The addition of abciximab or roxifiban at 100 nmol/L each resulted in maximal inhibition of platelet aggregation, platelet contractile force, and platelet MA. Platelet contractile force and MA were significantly more responsive than WB MA to the effects of abciximab and roxifiban, along with its reversal with the addition of fresh PRP. This is in agreement with an earlier report on the effects of abciximab on platelet contractile force by use of TEG.33
TEG is being used in monitoring platelet function and risk of hemorrhage during and after cardiopulmonary bypass surgery.16 17 18 19 TEG has been shown to be a reliable coagulation monitoring system that can guide blood product transfusion in cardiac surgery. Additionally, our present study suggests the potential value of TEG in differentiating among different platelet GPIIb/IIIa antagonists.

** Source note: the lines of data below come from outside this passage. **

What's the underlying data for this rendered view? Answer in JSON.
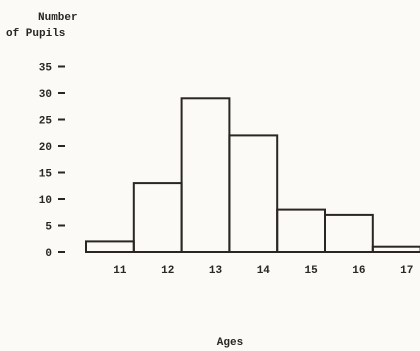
{
  "chart_data": {
    "type": "bar",
    "title": "",
    "ylabel_lines": [
      "Number",
      "of Pupils"
    ],
    "xlabel": "Ages",
    "categories": [
      "11",
      "12",
      "13",
      "14",
      "15",
      "16",
      "17"
    ],
    "bins_left_edge": 10.5,
    "values": [
      2,
      13,
      29,
      22,
      8,
      7,
      1
    ],
    "yticks": [
      "0",
      "5",
      "10",
      "15",
      "20",
      "25",
      "30",
      "35"
    ],
    "ylim": [
      0,
      35
    ],
    "grid": false,
    "colors": {
      "ink": "#2a2622",
      "background": "#fbfaf6"
    }
  }
}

In conclusion, a comparable inhibitory dose response for GPIIb/IIIa (class I) antagonists with high affinity for resting platelets and relatively slow dissociation rates (c7E3, XV459, XV454, DMP802, and others) in inhibiting clot strength (TF-TEG) and TRAP-induced platelet aggregation has been demonstrated. In contrast, GPIIb/IIIa (class II) antagonists with relatively lower affinity for resting human platelets along with relatively fast platelet dissociation rates from human platelets, such as DMP728, YZ202, YZ751, and others, have a much lower efficacy in inhibiting clot strength with the use of TF-TEG under shear. These data suggest that not all GPIIb/IIIa antagonists are equal with regard to their efficacy in inhibiting platelet-fibrin clot under shear, which might explain their potential differences in attaining different levels of clinical benefits.
Received May 26, 1999; accepted November 19, 1999.